Lagi, Yesus bertanya, “Siapakah yang kamu cari?” Jawab mereka: “Yesus dari Nazaret.” Kata Yesus, “Telah Ku-katakan kepadamu, Akulah Dia. Jika Aku yang kamu cari, biarkanlah mereka ini pergi.” Dengan kata-kata-Nya itu, para prajurit jatuh ke tanah untuk kedua kalinya. Mereka gemetaran bagaikan terserang ayan. Lagi, para rasul mengelilingi Yudas dan meluapkan amarah mereka atas pengkhianatannya yang hina. Yesus berkata kepada para prajurit, “Bangkitlah,” dan mereka pun bangkit, tetapi, pada mulanya bisu seribu bahasa karena ketakutan. Lalu, mereka meyuruh Yudas untuk segera memberikan isyarat yang telah mereka sepakati, sebab perintah yang disampaikan kepada mereka adalah untuk menangkap Dia seorang, yang dicium Yudas. Yudas menghampiri Yesus dan memberi-Nya ciuman, seraya berkata, “Salam Rabbi.” Yesus menjawab, “Hai Yudas, engkau menyerahkan Anak Manusia dengan ciuman?” Segera para prajurit mengepung Yesus, dan para prajurit pembantu menangkap-Nya. Yudas hendak melarikan diri, tetapi para rasul mencegahnya.

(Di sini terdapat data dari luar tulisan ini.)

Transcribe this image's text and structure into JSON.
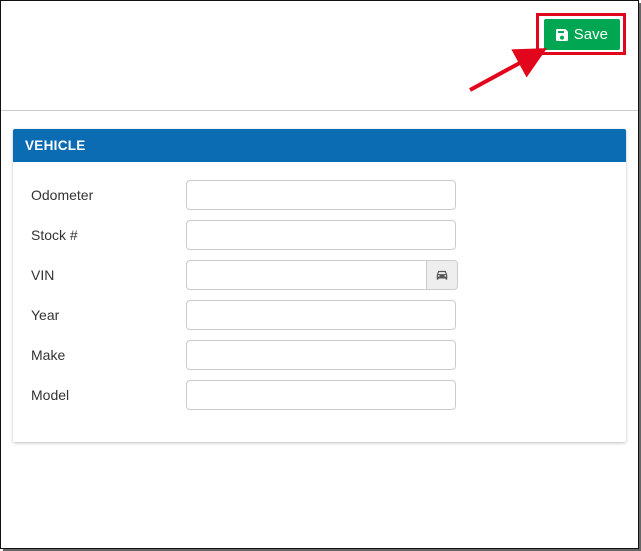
{
  "toolbar": {
    "save_label": "Save"
  },
  "panel": {
    "title": "VEHICLE"
  },
  "fields": {
    "odometer": {
      "label": "Odometer",
      "value": ""
    },
    "stock": {
      "label": "Stock #",
      "value": ""
    },
    "vin": {
      "label": "VIN",
      "value": ""
    },
    "year": {
      "label": "Year",
      "value": ""
    },
    "make": {
      "label": "Make",
      "value": ""
    },
    "model": {
      "label": "Model",
      "value": ""
    }
  },
  "icons": {
    "save": "save-icon",
    "car": "car-icon"
  },
  "annotation": {
    "highlight_color": "#e2061d",
    "arrow_color": "#e2061d"
  }
}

Mereka menyerang para prajurit sambil berseru, “Tuhan, mestikah kami menyerang mereka dengan pedang?”  Petrus, yang paling tidak sabaran dari yang lain, menghunus pedang dan menetakkannya kepada Malkhus - hamba imam besar - yang hendak menghalau para rasul, sehingga putus telinga kanannya. Malkhus jatuh ke tanah dan suatu kegemparan besar terjadi.

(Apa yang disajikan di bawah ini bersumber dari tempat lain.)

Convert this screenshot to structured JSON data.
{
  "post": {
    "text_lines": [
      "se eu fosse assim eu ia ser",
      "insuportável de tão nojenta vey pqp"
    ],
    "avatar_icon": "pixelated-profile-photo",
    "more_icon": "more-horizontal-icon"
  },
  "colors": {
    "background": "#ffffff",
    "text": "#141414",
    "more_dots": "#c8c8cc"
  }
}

Para prajurit pembantu telah mencengkeram Yesus dan hendak mengikat-Nya, sementara Malkhus dan para prajurit yang lain berdiri di sekelilingnya. Ketika Petrus menyerang Malkhus, para prajurit yang lain sibuk memukul mundur para murid yang maju terlalu dekat, dan mengejar mereka yang melarikan diri. Keempat murid muncul dari kejauhan dan melihat dengan gentar peristiwa yang terjadi di hadapan mereka. Tetapi, para prajurit masih terlalu terkejut atas jatuhnya mereka yang kedua kalinya, sehingga tidak terlalu menghiraukan kehadiran keempat murid, lagipula mereka tidak hendak meninggalkan Juruselamat kita tanpa jumlah pengawal yang cukup untuk mengawasi-Nya. Yudas melarikan diri segera sesudah ia memberikan ciuman pengkhianatan, tetapi ia berpapasan dengan beberapa dari para murid yang menghujaninya dengan caci-maki. Namun demikian, enam orang Farisi datang menyelamatkannya, dan ia melarikan diri sementara para prajurit pembantu sibuk hendak membelenggu Yesus.

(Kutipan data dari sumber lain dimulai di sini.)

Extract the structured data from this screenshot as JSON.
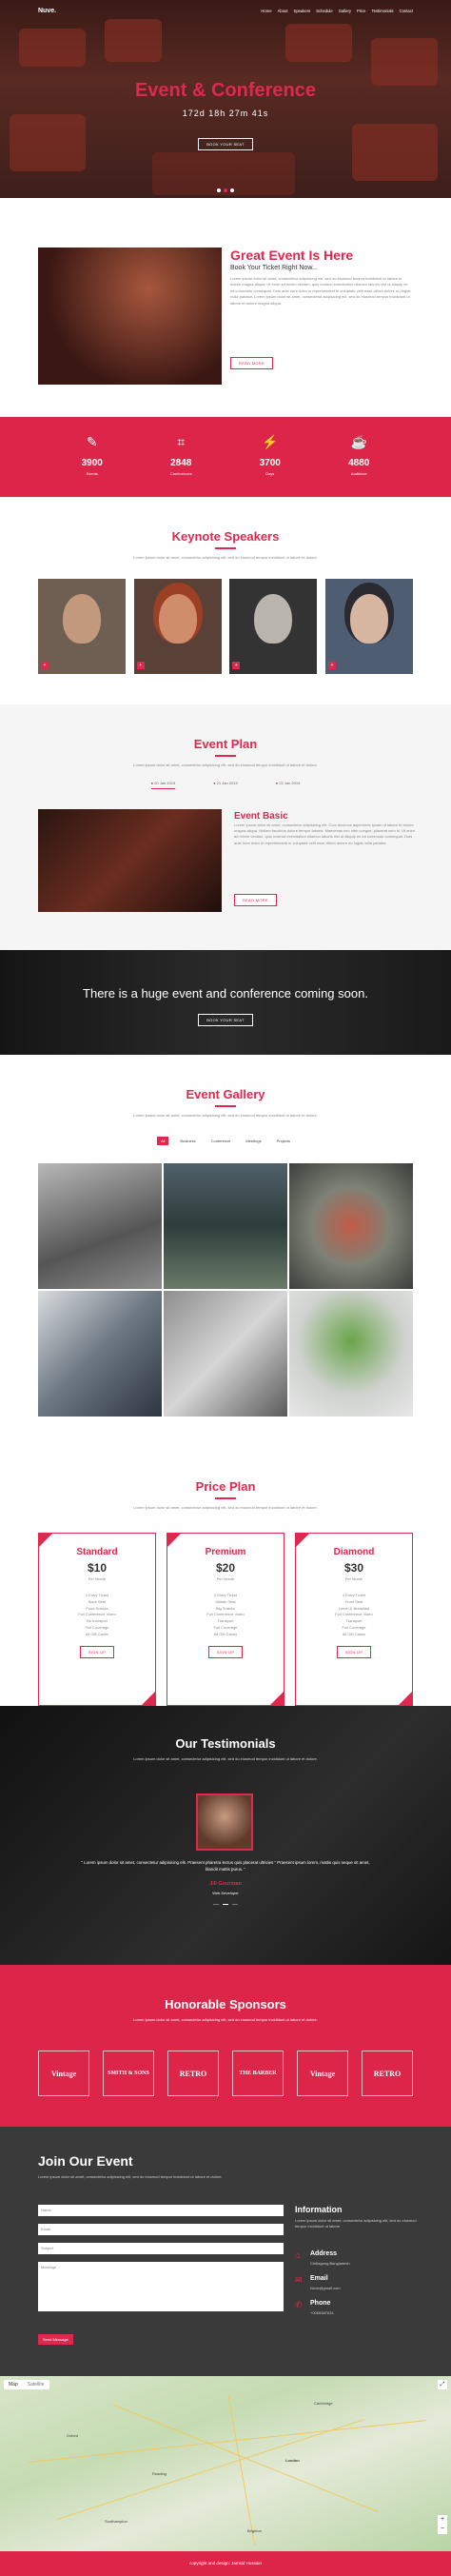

Ketika Petrus menyerang Malkhus, Yesus berkata kepadanya, “Masukkan pedang itu kembali ke dalam sarungnya, sebab barangsiapa menggunakan pedang, akan binasa oleh pedang. Atau kausangka, bahwa Aku tidak dapat berseru kepada Bapa-Ku, supaya Ia segera mengirim lebih dari dua belas pasukan malaikat membantu Aku? Jika begitu, bagaimanakah akan digenapi yang tertulis dalam Kitab Suci, yang mengatakan, bahwa harus terjadi demikian?” Lalu kata-Nya, “Biarkan Aku menyembuhkannya” dan Ia menghampiri Malkhus, menjamah telinganya, berdoa, dan telinganya pun disembuhkan. Para prajurit yang berdiri dekat situ, juga para prajurit pembantu serta keenam orang Farisi, sama sekali tak tergerak oleh mukjizat yang terjadi. Mereka terus melontarkan kata-kata penghinaan kepada Tuhan kita dan berkata kepada mereka yang berdiri dekat sana, “Tipu muslihat iblis. Kuasa sihir membuat telinga tampak seolah-olah terputus, dan sekarang kuasa sihir yang sama membuatnya tampak seolah-olah disembuhkan.”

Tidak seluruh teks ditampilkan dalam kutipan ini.